In contrast to Carr's conclusion which mourns (almost audibly) a lost golden era, Shirky's is upbeat: "Our social tools are improving our ability to share, cooperate, and act together." (304) This view could be construed as techno-utopianism, given that those same tools simultaneously improve people's ability to steal, to undermine, and to splinter. It resonates with me because like Shirky I work with students for whom the new modes are routine, and I don't yet see them pushing me, outdated, to the margins. In its optimism and communitarianism, not to mention its predicates, Shirky's conclusion sounds like a platform Tigger could heartily endorse.

In the end, I must make a plea for a both/and. New technologies make people neither more noble nor more depraved. It's equally true that, as Carr notes, terrorists use the Internet and that, as Shirky cites, eBay's tools allow strangers to trust each other sufficiently to transact sight unseen. For all the creativity and group genius to be found among hacker communities, it's just as easy to see sheep-like following: a recent study at the University at Buffalo found that young adults who watch lots of so-called reality TV carry the behavior of the show's characters into their "production" on social networking sites. According to one of the study's authors, "Promiscuous frienders may be reproducing the fame-seeking behavior that is modeled by reality TV characters." ( [For the full study, see Stefanone, Lackaff, and Rosen, "We're All Stars Now: Reality Television, Web 2.0, and Mediated Identities," Proceedings of ACM's Hypertext, Culture and Communication, June 2008 (forthcoming).]
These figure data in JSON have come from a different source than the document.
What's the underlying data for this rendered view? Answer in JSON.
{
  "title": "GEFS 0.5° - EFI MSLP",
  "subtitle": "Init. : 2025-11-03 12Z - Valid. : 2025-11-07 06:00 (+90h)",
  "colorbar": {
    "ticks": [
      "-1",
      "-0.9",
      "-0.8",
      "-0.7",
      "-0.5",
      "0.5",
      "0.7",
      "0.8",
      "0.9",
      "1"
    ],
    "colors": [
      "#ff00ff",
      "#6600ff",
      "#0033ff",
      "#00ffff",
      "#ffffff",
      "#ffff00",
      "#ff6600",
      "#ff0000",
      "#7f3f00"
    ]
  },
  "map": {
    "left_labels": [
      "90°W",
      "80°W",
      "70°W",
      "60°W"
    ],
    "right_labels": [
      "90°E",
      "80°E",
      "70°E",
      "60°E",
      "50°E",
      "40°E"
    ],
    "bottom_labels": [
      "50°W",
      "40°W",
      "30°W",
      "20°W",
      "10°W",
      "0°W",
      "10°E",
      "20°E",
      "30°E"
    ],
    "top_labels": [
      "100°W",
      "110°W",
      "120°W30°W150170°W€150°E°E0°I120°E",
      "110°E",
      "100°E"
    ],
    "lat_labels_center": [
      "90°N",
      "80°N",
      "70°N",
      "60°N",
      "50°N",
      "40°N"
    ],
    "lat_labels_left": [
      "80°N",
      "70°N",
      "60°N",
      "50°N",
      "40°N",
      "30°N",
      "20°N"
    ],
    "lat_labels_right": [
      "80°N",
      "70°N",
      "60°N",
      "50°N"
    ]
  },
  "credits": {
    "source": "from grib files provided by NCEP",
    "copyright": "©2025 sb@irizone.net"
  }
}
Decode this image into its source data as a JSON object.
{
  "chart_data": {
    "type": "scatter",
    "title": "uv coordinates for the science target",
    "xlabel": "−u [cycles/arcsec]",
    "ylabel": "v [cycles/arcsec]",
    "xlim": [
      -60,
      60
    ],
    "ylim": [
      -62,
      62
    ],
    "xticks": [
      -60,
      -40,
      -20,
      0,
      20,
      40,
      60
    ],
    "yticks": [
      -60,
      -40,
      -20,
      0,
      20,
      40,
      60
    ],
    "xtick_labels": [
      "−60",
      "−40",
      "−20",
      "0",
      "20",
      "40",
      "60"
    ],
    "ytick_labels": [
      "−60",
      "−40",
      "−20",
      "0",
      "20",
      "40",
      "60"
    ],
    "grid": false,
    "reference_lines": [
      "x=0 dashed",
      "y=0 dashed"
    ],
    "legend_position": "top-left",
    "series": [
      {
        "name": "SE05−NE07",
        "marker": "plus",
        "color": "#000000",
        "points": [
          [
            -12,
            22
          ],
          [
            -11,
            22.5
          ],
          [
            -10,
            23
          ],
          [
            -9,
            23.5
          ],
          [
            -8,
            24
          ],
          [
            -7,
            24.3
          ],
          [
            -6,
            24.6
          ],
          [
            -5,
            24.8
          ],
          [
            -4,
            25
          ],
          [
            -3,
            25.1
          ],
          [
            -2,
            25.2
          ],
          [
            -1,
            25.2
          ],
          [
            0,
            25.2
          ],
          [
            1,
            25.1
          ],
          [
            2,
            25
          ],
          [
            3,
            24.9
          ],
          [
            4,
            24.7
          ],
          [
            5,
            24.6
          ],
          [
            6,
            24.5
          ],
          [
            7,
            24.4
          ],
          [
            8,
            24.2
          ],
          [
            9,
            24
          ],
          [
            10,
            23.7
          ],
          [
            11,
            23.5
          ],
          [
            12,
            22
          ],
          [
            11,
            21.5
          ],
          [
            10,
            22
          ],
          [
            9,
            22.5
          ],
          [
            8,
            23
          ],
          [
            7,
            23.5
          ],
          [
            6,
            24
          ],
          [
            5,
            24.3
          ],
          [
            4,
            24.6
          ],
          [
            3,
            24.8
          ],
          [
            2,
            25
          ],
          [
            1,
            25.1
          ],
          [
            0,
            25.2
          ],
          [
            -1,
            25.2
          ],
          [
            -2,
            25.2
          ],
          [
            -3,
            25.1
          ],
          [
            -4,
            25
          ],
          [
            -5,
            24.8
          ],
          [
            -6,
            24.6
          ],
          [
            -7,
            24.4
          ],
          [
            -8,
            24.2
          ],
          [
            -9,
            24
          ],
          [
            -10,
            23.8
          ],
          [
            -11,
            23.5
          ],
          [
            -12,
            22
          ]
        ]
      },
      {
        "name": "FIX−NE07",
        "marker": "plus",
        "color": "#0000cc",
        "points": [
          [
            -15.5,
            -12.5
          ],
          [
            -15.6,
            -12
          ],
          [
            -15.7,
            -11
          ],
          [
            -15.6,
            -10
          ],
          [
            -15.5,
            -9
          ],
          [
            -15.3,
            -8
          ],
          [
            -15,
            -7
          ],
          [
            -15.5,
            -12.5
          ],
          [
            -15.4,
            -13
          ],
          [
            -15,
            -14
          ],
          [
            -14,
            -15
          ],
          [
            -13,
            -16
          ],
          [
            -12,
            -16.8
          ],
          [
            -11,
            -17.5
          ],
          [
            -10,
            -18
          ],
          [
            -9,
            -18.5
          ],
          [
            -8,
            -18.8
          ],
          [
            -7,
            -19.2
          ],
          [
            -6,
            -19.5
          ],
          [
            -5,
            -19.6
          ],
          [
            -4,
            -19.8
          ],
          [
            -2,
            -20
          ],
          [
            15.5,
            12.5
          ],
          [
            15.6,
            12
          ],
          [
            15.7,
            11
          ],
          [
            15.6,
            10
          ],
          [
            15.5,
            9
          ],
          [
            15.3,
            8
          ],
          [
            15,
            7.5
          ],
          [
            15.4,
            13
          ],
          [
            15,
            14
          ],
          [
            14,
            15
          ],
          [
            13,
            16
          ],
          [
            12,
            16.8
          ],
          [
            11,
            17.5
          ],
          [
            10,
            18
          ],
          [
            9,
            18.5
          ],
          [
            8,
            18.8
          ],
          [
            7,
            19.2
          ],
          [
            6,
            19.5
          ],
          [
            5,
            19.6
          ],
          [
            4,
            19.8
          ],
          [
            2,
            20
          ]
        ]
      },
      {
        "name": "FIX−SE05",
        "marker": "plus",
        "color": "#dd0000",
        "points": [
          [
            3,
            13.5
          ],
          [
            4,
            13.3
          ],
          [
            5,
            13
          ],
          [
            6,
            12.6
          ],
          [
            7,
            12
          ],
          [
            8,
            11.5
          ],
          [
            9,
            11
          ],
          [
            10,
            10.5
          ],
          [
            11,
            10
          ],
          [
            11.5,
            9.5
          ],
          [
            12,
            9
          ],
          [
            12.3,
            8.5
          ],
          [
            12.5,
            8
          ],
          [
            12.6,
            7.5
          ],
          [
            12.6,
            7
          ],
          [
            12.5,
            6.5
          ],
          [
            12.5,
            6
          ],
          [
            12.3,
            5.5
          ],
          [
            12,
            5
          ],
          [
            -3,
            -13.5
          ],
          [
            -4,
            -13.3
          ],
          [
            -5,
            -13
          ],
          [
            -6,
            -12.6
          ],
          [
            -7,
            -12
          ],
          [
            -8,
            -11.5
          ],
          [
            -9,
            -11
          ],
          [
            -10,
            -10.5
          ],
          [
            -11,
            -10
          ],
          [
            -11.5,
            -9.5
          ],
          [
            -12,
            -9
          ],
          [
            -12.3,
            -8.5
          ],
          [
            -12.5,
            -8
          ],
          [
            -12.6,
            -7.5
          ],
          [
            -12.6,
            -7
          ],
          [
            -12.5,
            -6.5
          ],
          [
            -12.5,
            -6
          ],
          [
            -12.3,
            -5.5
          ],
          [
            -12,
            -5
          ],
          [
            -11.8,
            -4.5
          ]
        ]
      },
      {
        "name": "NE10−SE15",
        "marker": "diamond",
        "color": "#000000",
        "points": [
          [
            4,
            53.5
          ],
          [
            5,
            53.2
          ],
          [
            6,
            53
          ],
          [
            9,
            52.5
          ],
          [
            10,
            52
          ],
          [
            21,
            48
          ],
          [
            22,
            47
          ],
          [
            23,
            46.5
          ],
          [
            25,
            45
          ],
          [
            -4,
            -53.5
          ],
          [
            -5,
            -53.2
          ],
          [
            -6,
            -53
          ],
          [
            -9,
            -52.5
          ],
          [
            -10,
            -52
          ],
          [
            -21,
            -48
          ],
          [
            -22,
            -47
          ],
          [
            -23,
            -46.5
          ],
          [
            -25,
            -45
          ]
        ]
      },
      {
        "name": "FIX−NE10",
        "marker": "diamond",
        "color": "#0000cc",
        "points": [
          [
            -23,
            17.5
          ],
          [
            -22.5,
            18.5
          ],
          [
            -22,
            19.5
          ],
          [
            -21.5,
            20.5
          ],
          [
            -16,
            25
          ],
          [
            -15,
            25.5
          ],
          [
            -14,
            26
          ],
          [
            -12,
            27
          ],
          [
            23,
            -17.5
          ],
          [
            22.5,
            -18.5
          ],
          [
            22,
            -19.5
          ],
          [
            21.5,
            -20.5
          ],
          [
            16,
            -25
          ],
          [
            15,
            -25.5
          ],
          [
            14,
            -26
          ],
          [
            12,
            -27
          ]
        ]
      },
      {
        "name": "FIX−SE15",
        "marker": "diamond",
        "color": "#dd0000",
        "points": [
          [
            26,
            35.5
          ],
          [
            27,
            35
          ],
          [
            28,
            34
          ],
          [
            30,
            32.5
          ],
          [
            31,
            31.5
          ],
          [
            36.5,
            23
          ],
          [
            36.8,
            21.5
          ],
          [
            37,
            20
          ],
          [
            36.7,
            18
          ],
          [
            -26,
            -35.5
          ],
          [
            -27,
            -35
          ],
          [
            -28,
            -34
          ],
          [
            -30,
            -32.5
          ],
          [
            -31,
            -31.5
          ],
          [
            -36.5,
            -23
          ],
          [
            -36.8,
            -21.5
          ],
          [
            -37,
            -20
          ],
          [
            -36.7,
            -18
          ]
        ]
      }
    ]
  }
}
Carrying on a rich tradition of argumentum ad antiquitatem (appeals to tradition), Carr is wrong to imply that because these technologies are new, they must be bad (and that previously prevalent behaviors, relationships, or arrangements were good simply because they were old). For his part, Shirky is generally more nuanced, acknowledging that all manner of changes -- "some good, some bad, most too complex to label" (14) -- are coming into play, affecting the people and institutions in which they are situated. More often than not, Shirky's narrative feels like an assertion that new forms of technologically-enabled social networks are here and that it's time to a) accept that fact, and b) start to understand some of those changes that are still "too complex to label." As an agenda, I find "we don't know yet" much more appealing than Carr's version of "our new digital destiny" (the book's original subtitle). I simply can't see evidence of a world in which the final promise of such exciting new technologies is for old people to await their end, left with only pre-digital memories to sustain them.